Vi en el revistero que nadie se ha comprado el libro de Hemingway que salió con el diario el jueves pasado. Vi que en Don Otto me sigue faltando la morocha que me alegraba las mañanas y que hay en su lugar una rubia desabrida, edad indefinida, que la va de simpática un poco a la fuerza con los choferes del colectivo que llega de Esquel, en fin, las cosas de siempre, sólo que yo nunca me acostumbro.
En mi andén no estaba el coche de David, el 26. El resto, Walter, la vieja enana, la petisa que suele sentarse al lado mío, improvisaban una fila. No hace falta hacer fila en realidad. El coche viene vacío. Todos podemos ir sentados. Pero hay algo de orden socialista en eso de guardar el orden de llegada. Sólo por vicio me quedé a un costado. Un trueno sin majada sonó y todas las miradas se miraron.

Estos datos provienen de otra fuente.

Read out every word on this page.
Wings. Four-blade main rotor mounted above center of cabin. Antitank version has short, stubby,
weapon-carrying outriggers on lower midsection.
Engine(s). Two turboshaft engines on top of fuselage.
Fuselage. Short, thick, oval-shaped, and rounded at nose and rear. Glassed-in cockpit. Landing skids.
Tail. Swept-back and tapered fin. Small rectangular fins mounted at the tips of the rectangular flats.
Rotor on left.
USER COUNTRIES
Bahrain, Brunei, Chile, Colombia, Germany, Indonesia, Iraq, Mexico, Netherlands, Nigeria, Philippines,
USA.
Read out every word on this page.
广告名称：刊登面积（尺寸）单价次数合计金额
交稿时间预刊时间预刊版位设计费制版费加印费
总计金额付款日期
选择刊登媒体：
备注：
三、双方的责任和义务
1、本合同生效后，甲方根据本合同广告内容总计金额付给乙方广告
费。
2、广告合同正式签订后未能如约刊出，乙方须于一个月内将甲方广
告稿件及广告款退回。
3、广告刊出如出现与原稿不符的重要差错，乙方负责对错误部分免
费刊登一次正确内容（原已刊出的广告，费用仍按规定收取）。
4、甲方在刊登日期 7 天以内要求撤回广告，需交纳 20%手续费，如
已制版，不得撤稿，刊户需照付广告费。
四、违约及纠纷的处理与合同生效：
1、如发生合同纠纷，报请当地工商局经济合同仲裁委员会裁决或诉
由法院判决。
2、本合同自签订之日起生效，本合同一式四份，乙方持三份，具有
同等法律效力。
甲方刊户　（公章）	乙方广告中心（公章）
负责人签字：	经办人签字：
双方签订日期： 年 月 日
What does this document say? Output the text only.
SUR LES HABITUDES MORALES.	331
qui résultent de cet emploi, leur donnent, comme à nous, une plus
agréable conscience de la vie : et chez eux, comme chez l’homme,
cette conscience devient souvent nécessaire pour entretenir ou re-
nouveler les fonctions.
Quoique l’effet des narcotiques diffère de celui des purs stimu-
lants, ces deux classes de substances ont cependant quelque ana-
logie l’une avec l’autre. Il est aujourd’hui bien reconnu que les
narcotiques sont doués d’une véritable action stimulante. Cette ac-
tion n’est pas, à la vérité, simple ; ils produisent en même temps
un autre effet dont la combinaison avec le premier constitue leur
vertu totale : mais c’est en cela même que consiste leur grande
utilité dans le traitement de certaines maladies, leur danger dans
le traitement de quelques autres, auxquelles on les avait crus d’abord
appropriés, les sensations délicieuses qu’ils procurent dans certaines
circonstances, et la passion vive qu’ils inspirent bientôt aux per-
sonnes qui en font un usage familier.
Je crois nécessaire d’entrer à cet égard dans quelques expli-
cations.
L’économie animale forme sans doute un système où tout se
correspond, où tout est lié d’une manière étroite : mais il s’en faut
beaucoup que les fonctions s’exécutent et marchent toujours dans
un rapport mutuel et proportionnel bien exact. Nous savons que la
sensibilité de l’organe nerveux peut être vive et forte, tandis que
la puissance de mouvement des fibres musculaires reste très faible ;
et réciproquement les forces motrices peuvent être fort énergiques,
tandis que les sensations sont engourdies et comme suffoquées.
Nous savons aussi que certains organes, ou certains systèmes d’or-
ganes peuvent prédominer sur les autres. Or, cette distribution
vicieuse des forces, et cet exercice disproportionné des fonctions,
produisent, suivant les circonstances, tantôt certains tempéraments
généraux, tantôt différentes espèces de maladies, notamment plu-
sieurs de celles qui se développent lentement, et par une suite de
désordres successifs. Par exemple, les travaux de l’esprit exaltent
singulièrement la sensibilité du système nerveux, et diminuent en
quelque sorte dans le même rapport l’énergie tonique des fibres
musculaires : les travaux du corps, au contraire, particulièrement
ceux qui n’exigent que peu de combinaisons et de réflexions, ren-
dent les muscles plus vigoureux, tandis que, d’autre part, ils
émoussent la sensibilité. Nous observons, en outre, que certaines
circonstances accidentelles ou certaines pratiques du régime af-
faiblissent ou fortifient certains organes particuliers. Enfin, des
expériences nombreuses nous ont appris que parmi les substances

Llegó David. Lo de siempre. Canciones de Valeria Lynch y Banana Pueyrredón. La enana que saluda a todos, a Walter le piden el diario. David pide que le lean el pronóstico. Alguien repasa en voz alta las policiales. Seis y diez, nos vamos antes de que lleguen los bolsos, dice David y pone la marcha atrás.
Tres o cuatro gotas salpican la ventanilla. Presiento que hoy puede ser un día que valga la pena. Es jueves. En la primera parada se suben los de siempre. La flaca de cara verde, para mi asombro, busca lugar en las últimas filas. Saluda a cada uno a su paso, pero se olvida de mí y le estoy muy agradecido. La avenida, la galería Fénix, los de siempre. Para ser sincero, me falta alguien. Hubo un tiempo en que había una indiecita que me gustaba. Ocasionalmente se subía al 26, no sé por qué, tal vez por desorientación. Discretamente bonita, todo en su lugar, pañuelito al cuello, pero hace rato que no la veo. Me consuelo entonces cuando veo subir a otra como ella, un poco más fornida, siempre con largas faldas que no opacan lo bello de su figura. Está bien. Son las seis y cuarto. No soy demasiado exigente.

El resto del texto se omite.